Regional aircraft manufacturer ATR has begun preliminary studies into a new two-member turboprop family in the 80- to 90-seat capacity range.

Speaking during the World Air Transport Forum in Cannes, ATR marketing VP Mario Formica said: “Today we are thinking about a new family of turboprops with a capacity of 80 to 90 seats. This is something which we are discussing internally and with the engine manufacturers.

“The study was launched 18 months ago, but we have not commented about it externally because we don’t want to talk to the airlines without something credible. We will survey the market to see what the real requirements are.”

He says ATR would tap parent company Alenia’s technological know-how for the new aircraft family, which would comprise two members and be in direct competition with the regional jet sector.
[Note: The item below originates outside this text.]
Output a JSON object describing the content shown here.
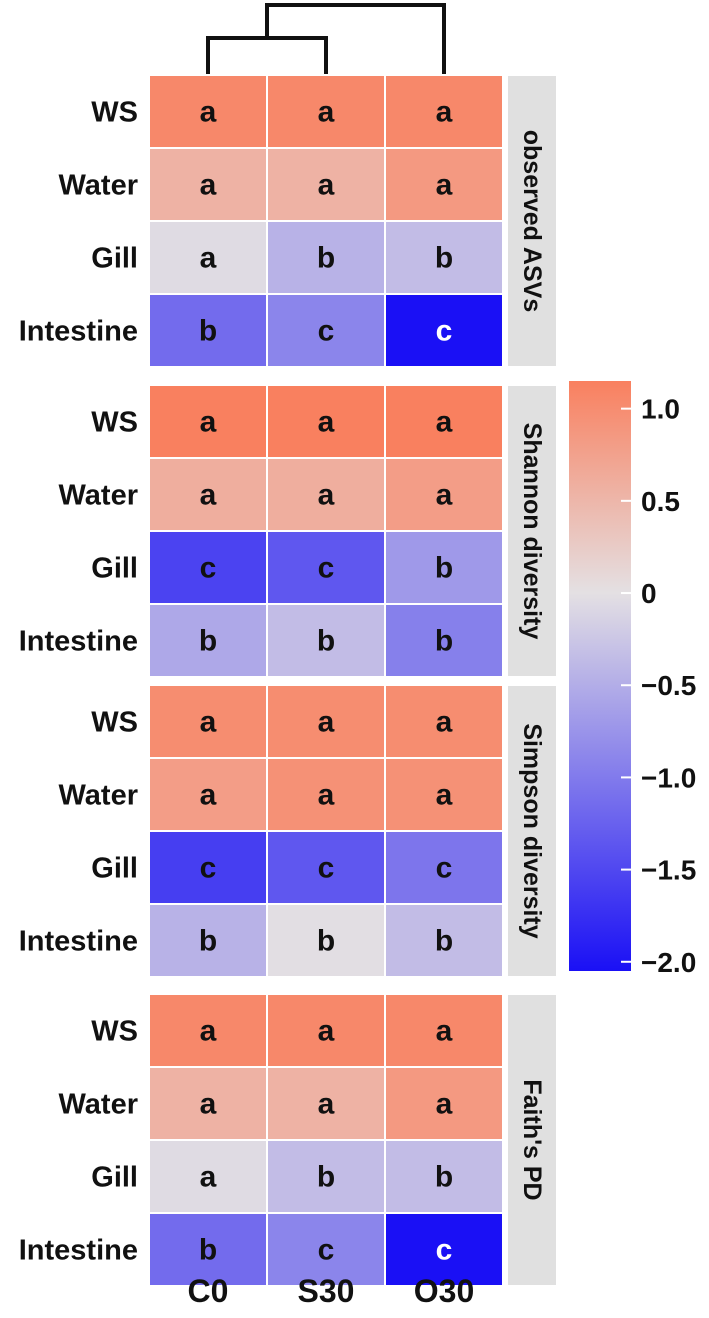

The new family would not be launched until 2015 at the earliest, once technology from aircraft programmes such as the Airbus A350, A380 and Boeing 787 has been proven.

Formica says: “The most important thing is the engines. We are discussing with Pratt & Whitney and Rolls-Royce about a new-generation engine able to power this next generation of turboprop.

“If we want to be competitive in [the 80- to 90-seat] segment, we have to maintain the 30% [cost-saving] gap and to keep the gap we would need new technology.”

ATR has just launched its new -600 series. Formica says around 11 airlines, primarily from the USA, have expressed an interest in the -600.

Canadian turboprop manufacturer Bombardier is also working on a stretch of its Q400, dubbed the Q400X, which would add three additional rows to the existing variant.

Bombardier Regional Aircraft international markets and airline analysis director Philippe Poutissou says the Q400X is under internal study, but is still at a fairly early stage.

He says: “We are thinking of a simple programme, compared with the design of a new aircraft. In terms of development, it is an aircraft that I think should be launched in the next few years, but programme deliveries could start in 2011.”